Eighty percent of breast cancer cases occur in these ducts and this condition is known as infiltrating ductal cancer. It is also fairly common for it to originate in the lobules where it is called lobular cancer. Other forms of cancer are called inflammatory breast cancer.
Pre-cancerous changes (known as ‘in situ’) are also common in women and are changes that have not yet spread from the area of the breast where they started. If these changes occur within the ducts then the condition is called ductal carcinoma in situ or DCIS and where they occur in the lobules they are known as lobular carcinomas in situ or LCIS.
The most serious form of breast cancer is metastatic cancer which involves the spread of a cancer from the place where it began. It generally metastasizes into the lymph nodes under the arms or above the collarbone on the same side of the body as the cancer which results in pain and swelling to the affected area as the lymphatic drainage system is compromised. Other common sites of breast cancer metastasis are the brain, liver and the bones.

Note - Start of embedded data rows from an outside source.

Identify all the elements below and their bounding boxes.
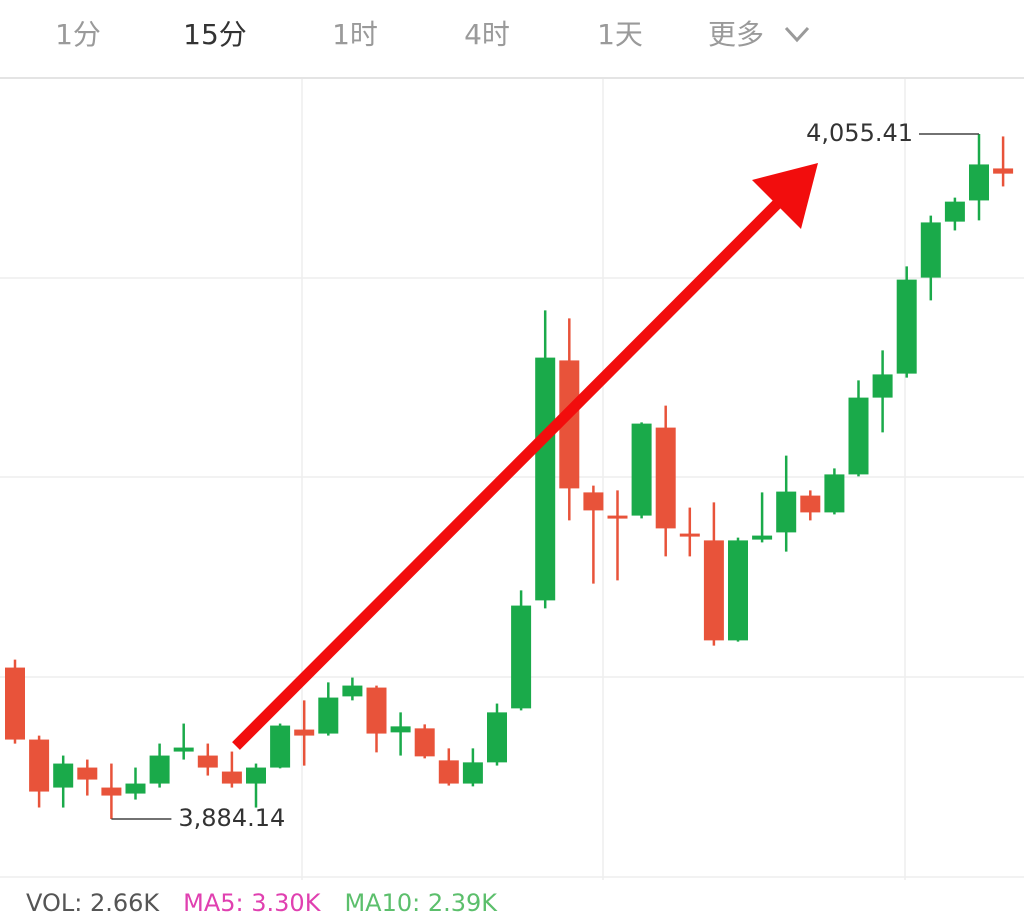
tab-bar xyxy=(0,26,1024,79)
candle-body xyxy=(896,279,917,374)
candle-body xyxy=(221,771,242,784)
candle-body xyxy=(342,685,363,697)
candle-body xyxy=(318,697,339,734)
candle-body xyxy=(607,515,628,519)
candle-body xyxy=(487,712,507,763)
candle-body xyxy=(173,747,194,752)
candle-body xyxy=(5,667,25,740)
candle-body xyxy=(246,767,266,784)
candle-body xyxy=(511,605,532,709)
candle-body xyxy=(920,222,941,278)
annotation-label: 4,055.41 xyxy=(806,119,913,147)
candle-body xyxy=(872,374,893,398)
candle-body xyxy=(125,783,146,794)
candle-body xyxy=(800,495,821,513)
tab[interactable]: 15分 xyxy=(183,18,247,51)
candle-body xyxy=(679,533,700,537)
volume-indicator: VOL: 2.66K xyxy=(26,889,160,917)
candles: 4,055.41 3,884.14 xyxy=(5,119,1014,832)
candle-body xyxy=(752,535,773,540)
tab[interactable]: 1时 xyxy=(332,18,378,51)
candle-body xyxy=(583,492,604,511)
candle-body xyxy=(559,360,580,489)
candle-body xyxy=(631,423,652,516)
volume-indicator: MA10: 2.39K xyxy=(344,889,498,917)
candle-body xyxy=(29,739,50,792)
candle-body xyxy=(53,763,74,788)
trend-arrow xyxy=(232,163,818,750)
candle-body xyxy=(728,540,748,641)
volume-indicator: MA5: 3.30K xyxy=(183,889,322,917)
candle-body xyxy=(535,357,556,601)
candle-body xyxy=(969,164,989,201)
arrow-shaft xyxy=(232,192,789,750)
candle-body xyxy=(655,427,676,529)
candle-body xyxy=(101,787,122,796)
candle-body xyxy=(294,729,315,736)
arrow-head xyxy=(752,163,818,229)
candle-body xyxy=(149,755,170,784)
tab[interactable]: 1天 xyxy=(597,18,643,51)
candle-body xyxy=(77,767,98,780)
candle-body xyxy=(824,474,845,513)
annotation-label: 3,884.14 xyxy=(178,804,285,832)
tab[interactable]: 更多 xyxy=(708,18,764,51)
candle-body xyxy=(462,762,483,784)
tab[interactable]: 1分 xyxy=(55,18,101,51)
candle-body xyxy=(366,687,387,734)
candle-body xyxy=(944,201,965,222)
candle-body xyxy=(438,760,459,784)
candle-body xyxy=(993,168,1014,174)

Apart from the very obvious factor of gender, age is a critical factor when looking at the risk of contracting breast cancer. Although it can and does appear at any age the risk of getting it certainly rises as you get older. A normal woman aged 30 will normally have a 1 in 280 chance of getting breast cancer by the time she reaches 40. However, this then increases to a 1 in 70 chance when that same women is in her forties.
Family history is also an important risk factor for breast cancer with the risk being particularly high when you have a close relative (like an aunt or mother) who has developed cancer of the breast at a young age.
Although it has yet to be confirmed, there is thought to be a cancer gene that can be passed from mother to daughter.